Approvals carry HLC-stamped signatures and are durably stored; an approval is a first-class entity in the audit log, not a UI state.

08 · Memory graph

Bi-temporal, queryable, reversible.

An observer subscribes to the event bus and writes entities (contacts, matters, deals, documents, workflows) and relationships (assigned_to, depends_on, derived_from, classified_as) into a per-tenant graph. Each edge has two timestamps: valid time (when the relationship held in the world) and transaction time (when we learned it). This is what enables time-travel queries — "what did we believe was true on 2026-03-12, given only the data we had at that time?"

09 · Operational Twin

Causal layer over the memory graph.

A directed acyclic graph that captures causal hypotheses ("response time up because backlog up because hire delayed"). Used by the counterfactual simulator and the intervention recommender to answer questions like "what's the smallest action that would have moved metric X by Y%?"

The Twin is read-only by humans, write-only by the workflow + analytics pipeline. Operators inspect it from the admin console.

10 · Workflow Genome (federated)

Cross-tenant patterns, k-anonymity floor.

Anonymized workflow performance shapes are contributed to a federated catalog. A tenant can ask "what does the median legal_corporate firm's NDA-review look like at the 95th percentile of throughput?" without exposing any individual tenant's data — a pattern is only shared once it appears in N+ distinct tenants (a k-anonymity floor).

Contribution is opt-in per tenant and revocable. Queries against the genome are themselves auditable.

11 · Time & ordering

Hybrid Logical Clocks.

Every event, audit entry, approval, and state transition carries an HLC timestamp — physical time bounded by logical counters. This guarantees a total order across processes without requiring a single source of truth, and survives clock skew up to a configurable bound.

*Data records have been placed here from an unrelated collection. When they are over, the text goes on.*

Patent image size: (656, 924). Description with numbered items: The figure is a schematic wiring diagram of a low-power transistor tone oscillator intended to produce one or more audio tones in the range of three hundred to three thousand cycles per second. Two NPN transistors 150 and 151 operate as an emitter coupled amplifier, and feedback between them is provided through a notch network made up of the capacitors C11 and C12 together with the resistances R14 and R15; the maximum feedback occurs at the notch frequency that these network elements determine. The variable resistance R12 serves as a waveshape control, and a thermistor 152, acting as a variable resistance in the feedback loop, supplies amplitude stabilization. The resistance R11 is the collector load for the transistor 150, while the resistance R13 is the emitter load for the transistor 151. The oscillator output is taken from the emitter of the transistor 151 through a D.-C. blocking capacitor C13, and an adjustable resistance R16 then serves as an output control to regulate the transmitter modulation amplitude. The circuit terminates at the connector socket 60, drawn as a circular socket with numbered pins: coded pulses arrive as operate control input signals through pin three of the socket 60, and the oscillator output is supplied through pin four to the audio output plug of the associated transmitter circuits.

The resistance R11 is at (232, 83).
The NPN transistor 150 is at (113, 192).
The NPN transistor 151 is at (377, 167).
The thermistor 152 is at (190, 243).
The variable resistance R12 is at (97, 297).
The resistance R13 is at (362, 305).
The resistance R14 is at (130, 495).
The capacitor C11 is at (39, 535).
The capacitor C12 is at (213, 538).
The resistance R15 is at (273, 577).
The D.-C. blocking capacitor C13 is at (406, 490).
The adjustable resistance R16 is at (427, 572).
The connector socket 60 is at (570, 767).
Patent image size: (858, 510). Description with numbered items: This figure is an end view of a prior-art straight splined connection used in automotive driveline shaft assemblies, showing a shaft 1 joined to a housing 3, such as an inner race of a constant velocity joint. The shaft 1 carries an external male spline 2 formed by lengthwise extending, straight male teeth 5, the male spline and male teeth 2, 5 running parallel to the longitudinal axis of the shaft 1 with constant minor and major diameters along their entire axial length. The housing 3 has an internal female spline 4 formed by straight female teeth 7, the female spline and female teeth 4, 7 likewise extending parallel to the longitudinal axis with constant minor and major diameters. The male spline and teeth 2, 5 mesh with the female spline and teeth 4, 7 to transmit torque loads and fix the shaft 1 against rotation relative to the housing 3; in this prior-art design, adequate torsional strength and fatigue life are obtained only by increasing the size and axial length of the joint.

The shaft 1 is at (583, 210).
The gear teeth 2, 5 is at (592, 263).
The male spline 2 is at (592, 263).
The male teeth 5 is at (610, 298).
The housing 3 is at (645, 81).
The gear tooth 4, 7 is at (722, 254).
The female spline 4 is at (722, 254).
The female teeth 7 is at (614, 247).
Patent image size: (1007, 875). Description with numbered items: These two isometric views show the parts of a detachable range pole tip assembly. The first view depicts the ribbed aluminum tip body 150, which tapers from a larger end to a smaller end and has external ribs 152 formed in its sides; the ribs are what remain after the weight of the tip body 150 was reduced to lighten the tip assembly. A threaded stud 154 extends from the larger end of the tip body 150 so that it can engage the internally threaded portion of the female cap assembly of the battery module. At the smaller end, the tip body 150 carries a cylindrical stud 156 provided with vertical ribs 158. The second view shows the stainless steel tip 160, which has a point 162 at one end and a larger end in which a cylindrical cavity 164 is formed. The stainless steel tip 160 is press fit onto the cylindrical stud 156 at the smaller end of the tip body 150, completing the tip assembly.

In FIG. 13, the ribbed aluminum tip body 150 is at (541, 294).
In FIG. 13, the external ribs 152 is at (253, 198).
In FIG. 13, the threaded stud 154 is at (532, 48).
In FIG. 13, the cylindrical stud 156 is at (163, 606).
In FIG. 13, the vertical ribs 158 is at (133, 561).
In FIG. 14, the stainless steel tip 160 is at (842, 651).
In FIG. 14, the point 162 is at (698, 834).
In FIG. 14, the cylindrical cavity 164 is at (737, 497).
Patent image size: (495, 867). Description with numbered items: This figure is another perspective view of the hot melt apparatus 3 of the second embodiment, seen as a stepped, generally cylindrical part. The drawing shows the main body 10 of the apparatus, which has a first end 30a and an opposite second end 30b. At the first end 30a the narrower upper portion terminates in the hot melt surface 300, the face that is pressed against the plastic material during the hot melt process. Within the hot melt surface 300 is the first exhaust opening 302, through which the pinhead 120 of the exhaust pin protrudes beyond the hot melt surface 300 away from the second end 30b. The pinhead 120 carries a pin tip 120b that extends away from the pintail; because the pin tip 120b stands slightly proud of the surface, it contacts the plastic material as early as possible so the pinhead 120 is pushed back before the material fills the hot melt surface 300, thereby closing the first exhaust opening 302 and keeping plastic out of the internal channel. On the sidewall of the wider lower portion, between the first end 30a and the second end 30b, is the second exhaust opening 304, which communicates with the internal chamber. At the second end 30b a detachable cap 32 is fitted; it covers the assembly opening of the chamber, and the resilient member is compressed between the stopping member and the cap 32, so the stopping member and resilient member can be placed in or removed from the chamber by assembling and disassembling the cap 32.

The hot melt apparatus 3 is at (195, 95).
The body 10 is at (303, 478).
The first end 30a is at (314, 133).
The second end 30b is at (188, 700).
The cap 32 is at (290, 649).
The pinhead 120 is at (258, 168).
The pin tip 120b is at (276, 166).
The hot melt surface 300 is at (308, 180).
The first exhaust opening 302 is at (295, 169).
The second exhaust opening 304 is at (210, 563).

12 · SLO instrumentation & rate limiting

Token buckets per route, histograms per endpoint.

Each route has an independent token-bucket rate limiter sized per tier. Latency is recorded into in-memory histograms; p50/p95/p99 are scraped at /metrics in Prometheus exposition format. Public /status exposes build SHA, uptime, and last-deploy timestamp.

OpenAPI spec, webhook signing schemas and event payload schemas: /api.